The first recorded question of women being admitted to the Royal Society occurred in 1900, when Marian Farquharson, the first female Fellow of the Royal Microscopical Society, sent a letter to the Council of the Royal Society petitioning that “duly qualified women should have the advantage of full fellowship”. In its reply, the Council stated that the question of women Fellows “must depend on the interpretation to be placed upon the Royal Charters under which the Society has been governed for more than three hundred years”. When Hertha Ayrton was nominated for Fellowship in 1902, her candidature was turned down on the basis that as a married woman she had no standing in law. [She was legally under her husband’s control.] The Sex Disqualification (Removal) Act 1919 made it illegal for an incorporated society to refuse admission on the grounds of an individual’s sex or marital status. While the Society acknowledged the provision of section 1 of the Act in 1925, in reply to a question originally put to them by the Women’s Engineering Society three years prior, it was not until 1943 that another woman was nominated for Fellowship. Kathleen Lonsdale and Marjory Stephenson were duly elected in 1945 [these are events in my lifetime!], after a postal vote amending the Society’s statutes to explicitly allow women Fellows.
As of 2014, a total of 133 women have been elected Fellows. Two women have been elected under the Society’s former Statute 12 regulation and one Honorary Fellow for their service to the cause of science. Another four women, from the British Royal Family, have been either Royal Fellows or Patrons of the Society. Of the approximately 1,600 living Fellows and Foreign Members, 5 percent are women. [That’s just pathetic, especially given the amount of work done by women in many fields — work that was, however, devalued as mere attention to detail (something women were judged to be especially good at, given that their domestic lives involved attending to myriad details in managing a household and caring for husbands and family), rather than big visions and actions.]
It got worse. From “The Admission of the First Women to the Royal Society of London” by historian of science Joan Mason, in the Notes and Records of the Royal Society of London 46.2.279-300 (1992):
[An] approach to the Society … came from the Women’s Engineering Society (WES). This was formed in 1919, after women who had replaced men during the War [the Great War, World War I] lost their jobs under an agreement between the government and the Amalgamated Society of Engineers (who saw women’s lower pay as unfair competition).

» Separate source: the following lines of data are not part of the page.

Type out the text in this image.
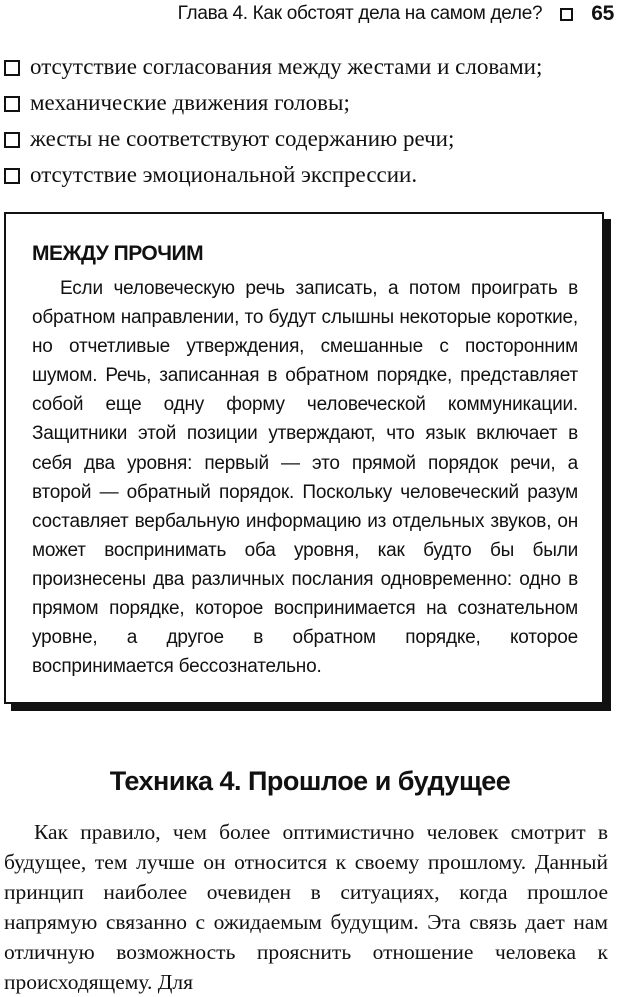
Глава 4. Как обстоят дела на самом деле? 65
отсутствие согласования между жестами и словами;
механические движения головы;
жесты не соответствуют содержанию речи;
отсутствие эмоциональной экспрессии.
МЕЖДУ ПРОЧИМ

Если человеческую речь записать, а потом проиграть в обратном направлении, то будут слышны некоторые короткие, но отчетливые утверждения, смешанные с посторонним шумом. Речь, записанная в обратном порядке, представляет собой еще одну форму человеческой коммуникации. Защитники этой позиции утверждают, что язык включает в себя два уровня: первый — это прямой порядок речи, а второй — обратный порядок. Поскольку человеческий разум составляет вербальную информацию из отдельных звуков, он может воспринимать оба уровня, как будто бы были произнесены два различных послания одновременно: одно в прямом порядке, которое воспринимается на сознательном уровне, а другое в обратном порядке, которое воспринимается бессознательно.

Техника 4. Прошлое и будущее

Как правило, чем более оптимистично человек смотрит в будущее, тем лучше он относится к своему прошлому. Данный принцип наиболее очевиден в ситуациях, когда прошлое напрямую связанно с ожидаемым будущим. Эта связь дает нам отличную возможность прояснить отношение человека к происходящему. Для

Great, a pincer movement by management and the unions (both entirely male at the time): management paid women poorly because they could (the women’s choices were shit-paying jobs or none at all, but they needed the jobs because their men were at war), the unions saw the women as driving their members out of work by undercutting fair pay. (You will note parallels in modern American life, involving blacks and latinos rather than women. People caught in a socio-economic vice.)
You will see from the excellent photo of Bertozzi above that she is no eminence grise being honored in the twilight of a long life i science, but an active scientist in mid-career (she’s a bit younger than my daughter, in fact). That’s all good, but I’m still having trouble with that 5% figure.